Xcode used to be absolutely massive, being 10GB+ a few years back. They seemed to have done a better job at making it smaller.


> I had about 50GB free on my (1 TB M1 Max) machine at the time of the update, and the App Store told me I didn't have enough free space to update. I balked and looked at the update description, which was just "Various minor bug fixes." The update size was...75 GB. They expect me to re-download the entire game for various minor bug fixes.

It is an unfortunate truth that one must now bear in mind, that games are for all intents and purposes enterprise software. They are as critical to profitability for the companies involved as enterprise software. They are large, distributed applications which are planned, budgeted, and staffed much like enterprise software. Accordingly, there is little to no concern for performance except when it's absolutely critical: the rendering pipeline and the netcode, for instance. For things like updates, where it would be easy to make some optimizations to reduce download size, those optimizations will not be taken. So you will redownload the entire game, including all of the uncompressed audio clips, every time someone changes a byte somewhere and it's shipped as an update.


Steam updates are often in the order of kilobytes. Clearly it can be done.

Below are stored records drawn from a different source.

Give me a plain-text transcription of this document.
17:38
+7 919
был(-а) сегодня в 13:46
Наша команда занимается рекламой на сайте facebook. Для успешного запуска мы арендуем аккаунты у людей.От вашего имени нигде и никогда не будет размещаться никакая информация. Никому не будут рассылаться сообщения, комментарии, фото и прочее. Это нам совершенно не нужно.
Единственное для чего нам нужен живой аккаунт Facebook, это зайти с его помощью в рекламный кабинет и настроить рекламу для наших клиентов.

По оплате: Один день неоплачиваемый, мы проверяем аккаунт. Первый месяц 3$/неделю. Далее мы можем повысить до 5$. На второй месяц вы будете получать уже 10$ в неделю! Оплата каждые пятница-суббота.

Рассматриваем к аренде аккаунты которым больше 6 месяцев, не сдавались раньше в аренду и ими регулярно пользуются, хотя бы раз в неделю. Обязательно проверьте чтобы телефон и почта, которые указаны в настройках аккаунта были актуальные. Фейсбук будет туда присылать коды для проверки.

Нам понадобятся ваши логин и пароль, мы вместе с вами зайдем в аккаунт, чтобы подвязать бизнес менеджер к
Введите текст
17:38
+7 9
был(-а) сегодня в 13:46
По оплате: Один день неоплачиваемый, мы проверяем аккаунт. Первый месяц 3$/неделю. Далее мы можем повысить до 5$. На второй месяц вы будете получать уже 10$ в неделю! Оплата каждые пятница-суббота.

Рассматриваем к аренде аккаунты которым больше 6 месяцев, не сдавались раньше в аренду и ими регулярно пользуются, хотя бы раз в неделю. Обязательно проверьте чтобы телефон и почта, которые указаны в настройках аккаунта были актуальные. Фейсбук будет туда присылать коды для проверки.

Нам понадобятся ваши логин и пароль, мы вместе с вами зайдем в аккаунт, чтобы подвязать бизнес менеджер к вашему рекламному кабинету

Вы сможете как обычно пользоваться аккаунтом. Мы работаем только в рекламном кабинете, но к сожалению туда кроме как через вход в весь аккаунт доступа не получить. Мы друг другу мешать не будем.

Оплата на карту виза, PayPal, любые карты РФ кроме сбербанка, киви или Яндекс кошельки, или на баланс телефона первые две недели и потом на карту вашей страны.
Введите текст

It can be done, and Valve are old-school gamedev bros who clearly are interested in making it happen for games on their platform. But not every shop is like that, and in particular I wince when I contemplate updating a PS4 game...


You need to buy a new mac so you can pay $200 per 256gb of storage.


This is a problem even for macOS updates, ever since they moved to the sealed system volume in macOS 11. When you update macOS, it downloads the entire OS and installs it to a separate APFS snapshot. The infuriating thing about this is that the sealed system volume should actually make it easier to provide reliable delta updates, but instead they used it as an excuse to remove them.

And of course Apple's always treated app updates as "download entire new copy of app to separate container and relaunch", ever since day one of the iOS App Store. This too could be handled with APFS snapshots.

I really wish Apple - and the rest of the industry - would stop being so damned allergic to delta updates. It's infuriating knowing how much damned engineering effort, say, Google put into shipping deltas on Chrome, and then everyone else is "just download two copies of every app while you're updating them, bandwidth and storage is free if we don't pay for them".


I am pretty sure App Store updates are smarter than that. For example Xcode delta installs have taken far less space (though they take a lot longer) if you grab them from the App Store.